Avec ma figure du dehors, et en toute candeur, j’aurais bien demandé des indices au gang du Kosmos, envoyé une lettre à Gourgounel, toqué à la porte de la Maison des marées — et de l’ermitage des brumes ? non quand même pas…
Bref, l’esprit nomade, j’ai inspecté l’horizon sensible, suivi la route bleue qui m’a mené de l’Atlantique à la mer des lumières, j’ai exploré le champ du grand travail, réalisant un véritable panorama géopoétique, du plateau de l’Albatros jusqu’aux finisterres de l’esprit. De la traversée des territoires, des excursions sur la terre océane, je ne suis pas revenu gros Jean comme du vent, non, mais quand même… J’ai bien vu que ces pages avaient des affinités extrêmes pour l’eau et le vent. De ces signes sauvages — Borderland ! — n’est resté qu’un archipel d’éponges, une véritable apocalypse, tranquille…

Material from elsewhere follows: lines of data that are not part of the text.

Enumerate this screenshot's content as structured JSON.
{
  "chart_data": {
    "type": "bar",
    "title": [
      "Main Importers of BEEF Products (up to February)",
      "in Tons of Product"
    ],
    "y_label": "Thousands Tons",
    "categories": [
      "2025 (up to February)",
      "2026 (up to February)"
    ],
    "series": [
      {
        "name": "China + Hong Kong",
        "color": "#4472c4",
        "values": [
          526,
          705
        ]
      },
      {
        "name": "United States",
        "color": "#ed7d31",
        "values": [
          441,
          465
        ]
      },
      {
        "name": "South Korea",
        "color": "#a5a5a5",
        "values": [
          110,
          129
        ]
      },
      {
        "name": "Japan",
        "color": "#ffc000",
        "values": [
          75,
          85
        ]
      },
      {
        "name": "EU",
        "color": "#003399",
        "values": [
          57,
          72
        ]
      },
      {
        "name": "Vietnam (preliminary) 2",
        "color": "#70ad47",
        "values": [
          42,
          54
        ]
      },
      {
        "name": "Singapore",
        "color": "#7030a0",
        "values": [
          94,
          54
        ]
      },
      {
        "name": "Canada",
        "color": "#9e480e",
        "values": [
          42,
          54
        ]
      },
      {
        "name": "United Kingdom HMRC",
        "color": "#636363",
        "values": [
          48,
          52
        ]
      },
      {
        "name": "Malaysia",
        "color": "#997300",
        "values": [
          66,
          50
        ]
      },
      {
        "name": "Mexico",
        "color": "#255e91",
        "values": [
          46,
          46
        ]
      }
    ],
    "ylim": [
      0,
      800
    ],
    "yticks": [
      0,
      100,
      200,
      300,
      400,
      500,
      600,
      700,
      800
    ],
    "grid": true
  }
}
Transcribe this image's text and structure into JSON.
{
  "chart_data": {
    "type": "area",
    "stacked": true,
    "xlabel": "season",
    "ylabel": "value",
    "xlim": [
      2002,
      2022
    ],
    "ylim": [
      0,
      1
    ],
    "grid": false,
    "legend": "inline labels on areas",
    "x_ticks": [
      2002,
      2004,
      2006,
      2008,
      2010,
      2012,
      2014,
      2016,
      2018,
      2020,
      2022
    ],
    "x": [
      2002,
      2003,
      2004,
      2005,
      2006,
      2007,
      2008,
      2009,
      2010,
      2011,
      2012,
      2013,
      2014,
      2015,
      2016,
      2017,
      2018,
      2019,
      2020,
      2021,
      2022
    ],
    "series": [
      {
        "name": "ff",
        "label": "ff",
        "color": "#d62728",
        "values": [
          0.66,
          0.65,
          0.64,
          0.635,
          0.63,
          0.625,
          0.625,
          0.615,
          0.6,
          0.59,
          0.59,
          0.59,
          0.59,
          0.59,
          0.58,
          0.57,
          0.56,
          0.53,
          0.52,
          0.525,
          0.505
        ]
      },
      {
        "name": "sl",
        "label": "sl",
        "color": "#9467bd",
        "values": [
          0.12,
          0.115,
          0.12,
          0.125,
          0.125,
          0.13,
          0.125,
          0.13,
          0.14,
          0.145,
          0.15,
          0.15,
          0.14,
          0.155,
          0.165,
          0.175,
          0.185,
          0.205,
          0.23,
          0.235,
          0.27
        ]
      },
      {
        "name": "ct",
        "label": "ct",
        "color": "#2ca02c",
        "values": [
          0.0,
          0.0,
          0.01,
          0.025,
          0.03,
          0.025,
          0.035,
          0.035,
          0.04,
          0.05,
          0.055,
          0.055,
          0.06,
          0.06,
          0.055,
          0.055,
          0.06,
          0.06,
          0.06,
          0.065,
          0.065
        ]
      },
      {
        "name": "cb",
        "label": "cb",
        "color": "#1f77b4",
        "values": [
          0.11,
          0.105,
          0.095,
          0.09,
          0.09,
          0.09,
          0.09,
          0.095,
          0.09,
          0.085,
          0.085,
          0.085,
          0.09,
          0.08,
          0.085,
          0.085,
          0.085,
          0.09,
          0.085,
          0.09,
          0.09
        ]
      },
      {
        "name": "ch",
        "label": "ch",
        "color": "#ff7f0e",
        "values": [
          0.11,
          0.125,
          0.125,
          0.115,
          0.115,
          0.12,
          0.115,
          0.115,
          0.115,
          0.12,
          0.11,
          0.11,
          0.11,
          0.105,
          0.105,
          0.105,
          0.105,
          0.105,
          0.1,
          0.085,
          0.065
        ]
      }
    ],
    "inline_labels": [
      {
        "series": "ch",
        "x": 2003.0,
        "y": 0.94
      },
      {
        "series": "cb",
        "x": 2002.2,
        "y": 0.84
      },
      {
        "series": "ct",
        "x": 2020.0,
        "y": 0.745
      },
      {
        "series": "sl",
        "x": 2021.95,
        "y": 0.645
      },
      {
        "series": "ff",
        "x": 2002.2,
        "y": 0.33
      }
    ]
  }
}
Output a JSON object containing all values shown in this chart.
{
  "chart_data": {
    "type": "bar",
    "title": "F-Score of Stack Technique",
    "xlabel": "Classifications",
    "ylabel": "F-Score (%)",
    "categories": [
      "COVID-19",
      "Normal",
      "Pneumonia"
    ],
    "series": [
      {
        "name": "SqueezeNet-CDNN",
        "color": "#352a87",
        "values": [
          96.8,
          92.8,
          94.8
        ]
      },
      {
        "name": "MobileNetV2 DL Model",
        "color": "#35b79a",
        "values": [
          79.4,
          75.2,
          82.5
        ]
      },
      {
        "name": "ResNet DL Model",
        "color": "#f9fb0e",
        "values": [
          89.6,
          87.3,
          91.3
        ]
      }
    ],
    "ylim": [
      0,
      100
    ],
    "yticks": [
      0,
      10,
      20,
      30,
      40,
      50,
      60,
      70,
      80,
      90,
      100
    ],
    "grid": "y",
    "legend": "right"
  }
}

Aussi je prie mon exigeant lecteur de bien vouloir accepter pour recension cette chrestomathie des cristes, ce spicilège des grèves, ces morceaux patiemment choisis parmi les pages colligées sur maintes plages du gai savoir où soufflaient Les leçons du vent.
Nota bene : en suivant les indications de l’auteur, j’ai tenté une phyllotaxie, c’est-à-dire de classer ces feuillets.
Nota bene bis : tout ce qui est entre guillemets est de Kenneth White.
« Au lecteur vagabond, qui sait que le vent souffle où il veut, qui sait aussi que, quelle que soit l’ambiance sociopolitique de l’époque, la vraie vie est ailleurs, je souhaite, en plus de la jouissance de quelques moments de pur bonheur cosmolittéraire, la perception d’un vaste mouvement de l’esprit. »
« Un peu d’océanisme !
Allons vers une redécouverte des lieux (lieux à l’écart, lieux en marge), dans un esprit de localisme ouvert. »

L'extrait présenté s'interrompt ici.